Словно вылезший из буфета маршал для разнообразия вырядился по-кэналлийски… Закатные твари, откуда тут Савиньяк и, главное, зачем?! Ради простого «идем назад» таких фокусов не требуется, для «идем вперед» тем более достанет Вальдеса и курьера.
– Ну вот, – адмирал сосредоточенно переставил бутылки, – вы своим глазам поверили, однако пить не советую. Пожалуй, даже запрещаю. Лионель, алатского или можжевеловой?
– Позже. – Савиньяк в черном ничем не отличался от Савиньяка в красном. – Полковник Стоунволл, вы чего-то хотите?
– Мой маршал, – Лысый драгун неторопливо поднялся с места, – я бы очень просил обрисовать нам наше положение до ужина. Разумеется, если это возможно.
– Почему нет? – Привычка маршала пробегать оценивающим взглядом по лицам подчиненных никуда не делась. – Полагаю, вы догадываетесь, что наш рейд простым не будет. Толковые офицеры в скверной ситуации имеют обыкновение в меру своих сил исправлять промахи начальства. Толковые сухопутные офицеры могут счесть своим долгом исправить то, что им покажется ошибкой моряка, однако теперь вы знаете, что корпусом командую я. Отметим, что я не Карлион, и никто из вас не носит фамилию Алва.
Те, кто сомневался в серьезности намерений командования в отношении Заля и сухопутных талантах адмирала Вальдеса, могут на выбор успокоиться или разочароваться в своей прозорливости.

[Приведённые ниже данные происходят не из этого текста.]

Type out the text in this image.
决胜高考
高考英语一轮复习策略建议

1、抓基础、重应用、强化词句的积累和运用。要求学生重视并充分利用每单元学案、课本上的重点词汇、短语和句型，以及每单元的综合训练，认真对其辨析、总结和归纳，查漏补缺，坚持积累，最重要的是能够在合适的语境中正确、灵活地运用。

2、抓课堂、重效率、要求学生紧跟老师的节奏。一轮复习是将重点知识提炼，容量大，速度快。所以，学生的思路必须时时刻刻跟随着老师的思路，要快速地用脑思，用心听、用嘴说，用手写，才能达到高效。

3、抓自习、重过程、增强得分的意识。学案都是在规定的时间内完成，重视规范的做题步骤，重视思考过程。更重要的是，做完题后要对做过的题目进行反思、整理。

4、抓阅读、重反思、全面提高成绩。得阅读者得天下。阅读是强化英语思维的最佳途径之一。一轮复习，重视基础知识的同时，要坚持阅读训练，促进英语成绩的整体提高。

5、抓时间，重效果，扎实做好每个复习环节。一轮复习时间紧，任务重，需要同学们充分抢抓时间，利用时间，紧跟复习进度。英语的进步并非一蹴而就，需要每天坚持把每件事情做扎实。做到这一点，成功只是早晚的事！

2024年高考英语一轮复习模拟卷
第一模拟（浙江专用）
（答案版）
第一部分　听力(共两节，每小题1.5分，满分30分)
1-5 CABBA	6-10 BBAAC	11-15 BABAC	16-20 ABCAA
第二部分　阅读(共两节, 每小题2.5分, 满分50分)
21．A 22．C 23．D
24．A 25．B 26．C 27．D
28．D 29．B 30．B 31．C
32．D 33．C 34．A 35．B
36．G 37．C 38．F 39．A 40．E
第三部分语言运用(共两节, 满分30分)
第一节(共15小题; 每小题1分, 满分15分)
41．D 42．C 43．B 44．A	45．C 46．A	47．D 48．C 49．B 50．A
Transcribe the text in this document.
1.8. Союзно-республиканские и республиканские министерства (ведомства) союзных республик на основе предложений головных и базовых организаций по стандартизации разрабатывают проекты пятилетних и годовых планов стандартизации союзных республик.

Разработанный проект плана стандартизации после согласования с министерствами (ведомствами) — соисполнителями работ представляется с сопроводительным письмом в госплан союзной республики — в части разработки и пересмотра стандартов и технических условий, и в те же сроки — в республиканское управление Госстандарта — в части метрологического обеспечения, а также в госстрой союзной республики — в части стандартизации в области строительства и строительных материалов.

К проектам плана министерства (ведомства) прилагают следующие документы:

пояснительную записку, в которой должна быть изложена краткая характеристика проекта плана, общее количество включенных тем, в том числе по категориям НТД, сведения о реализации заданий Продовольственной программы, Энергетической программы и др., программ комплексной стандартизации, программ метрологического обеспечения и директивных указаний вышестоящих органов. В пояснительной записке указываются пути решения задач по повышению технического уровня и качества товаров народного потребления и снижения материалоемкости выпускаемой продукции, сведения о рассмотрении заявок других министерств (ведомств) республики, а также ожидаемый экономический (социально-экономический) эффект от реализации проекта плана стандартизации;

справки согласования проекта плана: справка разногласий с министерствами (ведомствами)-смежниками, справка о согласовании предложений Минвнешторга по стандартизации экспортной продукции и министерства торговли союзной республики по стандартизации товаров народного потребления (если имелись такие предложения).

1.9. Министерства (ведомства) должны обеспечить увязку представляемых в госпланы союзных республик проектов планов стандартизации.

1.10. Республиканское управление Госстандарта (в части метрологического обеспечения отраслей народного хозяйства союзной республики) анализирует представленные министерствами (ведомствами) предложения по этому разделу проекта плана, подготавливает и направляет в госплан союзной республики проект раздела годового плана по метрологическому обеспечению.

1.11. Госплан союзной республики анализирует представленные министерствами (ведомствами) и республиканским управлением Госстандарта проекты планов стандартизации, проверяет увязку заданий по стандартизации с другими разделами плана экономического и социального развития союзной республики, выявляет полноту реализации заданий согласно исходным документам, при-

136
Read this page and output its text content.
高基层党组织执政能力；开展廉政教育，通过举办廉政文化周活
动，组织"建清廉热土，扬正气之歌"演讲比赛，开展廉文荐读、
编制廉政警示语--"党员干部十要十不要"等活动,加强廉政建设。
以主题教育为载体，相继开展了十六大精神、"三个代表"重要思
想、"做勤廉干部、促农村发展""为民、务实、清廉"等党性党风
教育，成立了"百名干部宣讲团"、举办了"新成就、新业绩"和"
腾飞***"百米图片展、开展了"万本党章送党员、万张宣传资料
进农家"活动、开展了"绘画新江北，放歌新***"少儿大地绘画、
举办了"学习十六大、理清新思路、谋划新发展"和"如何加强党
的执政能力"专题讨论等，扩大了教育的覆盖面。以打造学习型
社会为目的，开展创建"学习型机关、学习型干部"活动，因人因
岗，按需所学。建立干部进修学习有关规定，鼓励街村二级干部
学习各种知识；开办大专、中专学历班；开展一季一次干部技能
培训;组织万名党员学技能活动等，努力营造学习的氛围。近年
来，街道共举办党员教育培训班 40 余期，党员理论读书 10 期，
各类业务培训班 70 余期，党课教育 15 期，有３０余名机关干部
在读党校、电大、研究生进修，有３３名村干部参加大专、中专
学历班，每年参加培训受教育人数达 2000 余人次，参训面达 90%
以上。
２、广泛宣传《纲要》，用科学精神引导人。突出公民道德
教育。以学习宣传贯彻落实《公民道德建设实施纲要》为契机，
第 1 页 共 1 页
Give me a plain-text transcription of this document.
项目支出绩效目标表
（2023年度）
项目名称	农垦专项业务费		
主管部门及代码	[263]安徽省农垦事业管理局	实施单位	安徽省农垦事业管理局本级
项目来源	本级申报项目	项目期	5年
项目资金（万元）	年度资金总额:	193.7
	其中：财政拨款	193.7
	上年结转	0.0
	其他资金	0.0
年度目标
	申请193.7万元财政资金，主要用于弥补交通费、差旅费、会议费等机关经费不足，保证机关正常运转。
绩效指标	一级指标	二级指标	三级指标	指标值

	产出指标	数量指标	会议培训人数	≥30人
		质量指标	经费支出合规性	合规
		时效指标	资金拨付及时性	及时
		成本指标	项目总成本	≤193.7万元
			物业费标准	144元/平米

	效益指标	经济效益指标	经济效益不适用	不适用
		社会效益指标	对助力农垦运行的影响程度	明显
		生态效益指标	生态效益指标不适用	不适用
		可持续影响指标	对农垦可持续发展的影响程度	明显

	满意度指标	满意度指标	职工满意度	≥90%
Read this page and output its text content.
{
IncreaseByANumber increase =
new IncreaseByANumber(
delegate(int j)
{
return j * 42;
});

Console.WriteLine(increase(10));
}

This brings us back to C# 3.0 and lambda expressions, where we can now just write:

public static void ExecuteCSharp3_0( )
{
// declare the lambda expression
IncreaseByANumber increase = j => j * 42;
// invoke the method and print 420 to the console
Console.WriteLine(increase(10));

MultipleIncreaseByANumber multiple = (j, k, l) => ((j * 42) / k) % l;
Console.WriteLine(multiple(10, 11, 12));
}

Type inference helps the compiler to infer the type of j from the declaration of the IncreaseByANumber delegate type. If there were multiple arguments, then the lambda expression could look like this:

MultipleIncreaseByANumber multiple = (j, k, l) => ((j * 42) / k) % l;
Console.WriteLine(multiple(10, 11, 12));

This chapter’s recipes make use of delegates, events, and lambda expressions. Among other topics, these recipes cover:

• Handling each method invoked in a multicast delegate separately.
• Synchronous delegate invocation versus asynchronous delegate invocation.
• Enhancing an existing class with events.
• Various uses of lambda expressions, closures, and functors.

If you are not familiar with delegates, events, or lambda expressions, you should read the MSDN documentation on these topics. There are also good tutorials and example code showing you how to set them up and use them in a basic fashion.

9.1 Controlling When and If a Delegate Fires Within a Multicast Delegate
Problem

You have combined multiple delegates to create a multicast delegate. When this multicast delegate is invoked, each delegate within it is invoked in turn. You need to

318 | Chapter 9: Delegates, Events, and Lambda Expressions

– Ну? – прошипел в ухо Бертольд, – оскорбляемся или как?
Все что мог Чарльз, это ответить скотине незримым пинком; неудачно лежащая вилка с колокольным звоном грохнулась на каменный пол, обещая встречу. С кем? Если повезет, ты еще увидишь Мелхен, нет – девушке найдут жениха. Когда отобьются от дриксов, которые «будут не здесь».
– Они все понимают, – заверил Вальдес. – И им это нравится, только Альмейда не придет. Мы, в смысле начальство, обожаем тайны, но на сей раз вам лучше знать все и ждать тоже всего. Кроме возвращения. Лионель, конечно, постарается вывести, кого получится… Полковник Лагаши, по-моему, вы заинтригованы.
– Ничуть, – приосанился алат. – Я так и думал, что веселье еще не начиналось.
– Веселья, господа, не бывает без грусти, – Савиньяк усмехнулся, будто сзади вновь горела Гемутлих. – Корпус не может уничтожить Заля собственными силами, а дополнительных, так уж случилось, не будет. Это значит, что мне придется увести «бесноватых» туда, где они не навредят. То есть к Олларии. Ротгер, я буду алатское.
– Все будут! – Вальдес поднял стул на дыбы, но до нужной бутылки дотянулся. – Подумать только, какие тактичные и при этом скрытные люди служат на суше! Вас терзали сомнения, от вас убегали поросята, на вас выскакивали воры, а вы шли Леворукий знает за кем и почти не задавали вопросов. Зато сейчас ваши сердца спокойны. Два раздраженных лица на пару дюжин счастливых свидетельствуют, что Дриксен верит своим морякам… Тьфу ты, талигойские офицеры верят своему Леворукому!